Rückseite des Buches

Nachdem auf der Erde im 21. Jahrhundert, die als “Dritten Weltkriege” in den Geschichtsbüchern verzeichneten internationalen Kriege in einer atomaren Katastrophe endeten, welche zwar nicht zum Erlöschen der Menschheit führten jedoch große Teile des Planeten für viele Jahrtausende verseuchen sollten, begann die Menschheit andere Orte im Sonnensystem zu besiedeln.
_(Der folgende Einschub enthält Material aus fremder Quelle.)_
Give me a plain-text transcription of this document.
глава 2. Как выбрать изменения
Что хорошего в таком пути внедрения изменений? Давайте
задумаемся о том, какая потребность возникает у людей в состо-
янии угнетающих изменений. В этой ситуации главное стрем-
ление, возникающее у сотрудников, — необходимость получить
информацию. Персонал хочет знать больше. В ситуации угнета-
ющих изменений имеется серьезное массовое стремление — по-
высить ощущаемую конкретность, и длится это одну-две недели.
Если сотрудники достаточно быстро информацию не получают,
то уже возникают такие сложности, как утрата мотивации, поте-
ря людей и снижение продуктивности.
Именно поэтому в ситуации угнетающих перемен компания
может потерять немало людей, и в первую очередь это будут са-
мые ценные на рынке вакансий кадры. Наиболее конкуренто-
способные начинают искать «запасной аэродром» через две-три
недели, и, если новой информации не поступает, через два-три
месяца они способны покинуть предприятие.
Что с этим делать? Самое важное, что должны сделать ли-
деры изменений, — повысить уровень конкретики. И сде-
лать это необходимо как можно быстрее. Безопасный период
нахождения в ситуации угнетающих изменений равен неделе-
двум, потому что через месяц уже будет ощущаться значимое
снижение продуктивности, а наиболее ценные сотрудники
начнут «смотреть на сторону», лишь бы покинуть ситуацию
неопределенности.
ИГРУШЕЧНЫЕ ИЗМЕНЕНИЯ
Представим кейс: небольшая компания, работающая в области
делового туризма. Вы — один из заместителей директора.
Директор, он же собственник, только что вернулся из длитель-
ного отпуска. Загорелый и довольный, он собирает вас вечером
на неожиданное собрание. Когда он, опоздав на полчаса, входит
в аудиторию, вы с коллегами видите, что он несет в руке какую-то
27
Dabei wurden besonders die Zwergplaneten Ceres, Pallas und Vesta im Hauptasteroidengürtel des Sonnensystems wie auch viele Monde zur Gründung neuer Nationen auserkoren. Nur einige Urvölker der Amazonasgebiete wie auch Teile der Aboriginies Australiens blieben zurück. Natürlich blieben auch all jene zurück welche die Kosten für einen Flug zu den Auswanderungsgebieten nicht aufbringen konnten. Sie waren das Leben ohne Zivilisation in der Regel nicht gewöhnt und dadurch gegenüber den Urvölkern benachteiligt im Kampf ums Überleben. Aus der Not heraus entstanden viele friedliche Kooperationen zwischen den neuen Standorten um das Überleben der Menschheit sichern zu können. Doch die Menschen wären nicht die Menschen wenn Sie es dabei belassen würden. So fanden sich auch jetzt bald wieder erste Bemühungen einzelne Verträge zu unterwandern und andere Nationen zu unterjochen. Die Geschichte “Neuland” ist eine Geschichte über banale Alltäglichkeiten in dieser Zeit.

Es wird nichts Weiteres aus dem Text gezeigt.